Inpatient (Moderate CAP)

• β-lactam + macrolide combination

(e.g., ceftriaxone + azithromycin).

• Alternative: respiratory fluoroquinolone (levofloxacin/moxifloxacin).

• Oxygen therapy if SpO₂ < 92%.

• IV fluids if dehydrated.

⸻

Severe / ICU CAP

• Broad-spectrum IV antibiotics immediately.

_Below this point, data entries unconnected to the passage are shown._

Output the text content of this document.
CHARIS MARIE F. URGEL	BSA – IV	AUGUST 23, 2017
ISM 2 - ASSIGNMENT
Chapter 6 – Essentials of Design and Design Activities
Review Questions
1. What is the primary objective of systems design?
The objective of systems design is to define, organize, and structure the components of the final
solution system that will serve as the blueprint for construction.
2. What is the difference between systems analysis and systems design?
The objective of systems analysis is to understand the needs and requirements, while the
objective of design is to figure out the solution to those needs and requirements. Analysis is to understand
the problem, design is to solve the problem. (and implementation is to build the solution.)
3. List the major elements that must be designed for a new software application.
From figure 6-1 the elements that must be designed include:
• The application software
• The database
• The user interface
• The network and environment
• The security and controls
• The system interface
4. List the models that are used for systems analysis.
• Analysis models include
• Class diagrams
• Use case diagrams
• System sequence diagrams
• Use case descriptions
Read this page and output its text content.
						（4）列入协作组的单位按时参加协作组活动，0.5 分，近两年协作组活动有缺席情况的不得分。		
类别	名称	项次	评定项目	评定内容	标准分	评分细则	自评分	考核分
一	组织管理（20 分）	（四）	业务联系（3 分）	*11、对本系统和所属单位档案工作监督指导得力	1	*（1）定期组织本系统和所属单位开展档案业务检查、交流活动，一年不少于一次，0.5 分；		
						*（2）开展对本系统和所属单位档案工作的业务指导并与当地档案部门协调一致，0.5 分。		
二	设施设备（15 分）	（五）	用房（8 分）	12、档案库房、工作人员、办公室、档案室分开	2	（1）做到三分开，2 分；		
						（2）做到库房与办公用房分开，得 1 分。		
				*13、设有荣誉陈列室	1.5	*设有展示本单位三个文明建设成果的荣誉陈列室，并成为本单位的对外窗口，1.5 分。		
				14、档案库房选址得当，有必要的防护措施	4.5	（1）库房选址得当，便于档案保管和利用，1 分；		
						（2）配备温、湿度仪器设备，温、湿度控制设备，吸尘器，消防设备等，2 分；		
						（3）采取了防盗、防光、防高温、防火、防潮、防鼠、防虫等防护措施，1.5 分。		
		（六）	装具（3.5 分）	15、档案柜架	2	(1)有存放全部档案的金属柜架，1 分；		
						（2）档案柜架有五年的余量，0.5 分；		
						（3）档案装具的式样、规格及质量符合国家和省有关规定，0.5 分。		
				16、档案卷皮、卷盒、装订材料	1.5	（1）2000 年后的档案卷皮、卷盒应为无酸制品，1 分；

• β-lactam + macrolide or β-lactam + fluoroquinolone.

• Consider MRSA coverage (vancomycin/linezolid) if risk factors present.

• Consider antipseudomonal therapy in structural lung disease.

• Non-invasive or mechanical ventilation when required.

• Hemodynamic support for septic shock.

⸻

Supportive Management

• Oxygen supplementation — maintain adequate oxygenation.

• Bronchodilators if bronchospasm present.

• Chest physiotherapy and mobilization.

• Adequate nutrition and hydration.

• DVT prophylaxis in hospitalized patients.

⸻

Special Situations

• Aspiration pneumonia → add anaerobic coverage (amoxiclav, piperacillin-tazobactam).

• Immunocompromised patients → organism-directed therapy.

• Viral pneumonia → supportive ± antivirals (e.g., influenza).

⸻

Treatment Duration

• Usually 5–7 days if clinical improvement occurs.

• Longer duration for complications or resistant organisms.